Em entrevista à Lusa, Filipe Anacoreta afirmou também ter expectativa de que o XX Congresso do CDS-PP, que se realiza a 11 e 12 de janeiro, em Oliveira do Bairro, seja um momento de «esclarecimento» por parte do presidente do partido, Paulo Portas, da crise de Governo de junho passado.

«Nós o que esperamos é que o CDS tenha abertura para considerar aquilo que propomos, mas, se não o fizer, nós estamos disponíveis, não temos medo disso, nem temos medo dos resultados que possa haver. O importante é dar a cara por isso, e estamos naturalmente disponíveis para apresentar as nossas propostas a votos», afirmou Filipe Anacoreta.

Apesar de não excluir avançar para a eleição de presidente do partido num Congresso que é eletivo, o líder da tendência AR diz que «o mais importante» são as propostas e desafiou Paulo Portas a dar um sinal relativamente às ideias que defende na moção «Ao serviço de Portugal» e que passam pela reforma do sistema eleitoral, diminuindo o número de deputados, a extinção de municípios e a fusão e extinção de organismos públicos.

«Lanço um desafio ao doutor Paulo Portas para que subscreva a nossa moção e as nossas propostas. Isso seria, sim, um grande sinal de abertura do partido, mais importante do que estarmo-nos a centrar na questão da liderança», desafiou.

Relativamente à crise política de junho, em que Paulo Portas chegou a pedir a sua demissão do Governo, que não foi aceite, tendo sido depois nomeado vice-primeiro-ministro, Filipe Anacoreta diz que seria «muito importante que esse episódio fosse esclarecido».

«Gostava que esse episódio fosse esclarecido e tenho alguma expectativa que o doutor Paulo Portas veja neste Congresso uma oportunidade para um maior esclarecimento», afirmou, referindo que este é o momento, já que passou algum tempo, e que foi «muito importante que o partido soubesse superar esse momento».
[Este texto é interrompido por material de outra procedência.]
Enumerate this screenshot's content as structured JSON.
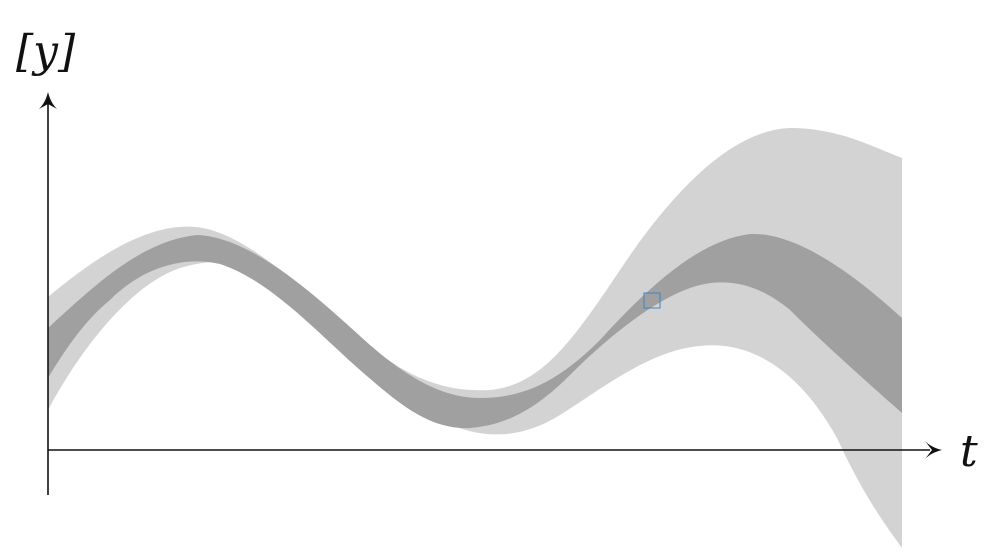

Filipe Anacoreta diz que a moção do AR, de que é primeiro subscritor, agrega pessoas que «revelam um grande inconformismo, alguma insatisfação em relação a muitos aspetos da vida partidária, mas que estão muito mais preocupados em encontrar soluções do que em fazer barulho, estão muito mais preocupados com o futuro do país do que em criar alvoroço mediático».

Na moção de estratégia global, que será entregue na segunda-feira, a data limite para entrega de moções, proporão uma reforma do sistema político, que passe pela redução do número de deputados, com reforço da proporcionalidade, salvaguardando que os partidos mais pequenos não fiquem menos representados no Parlamento.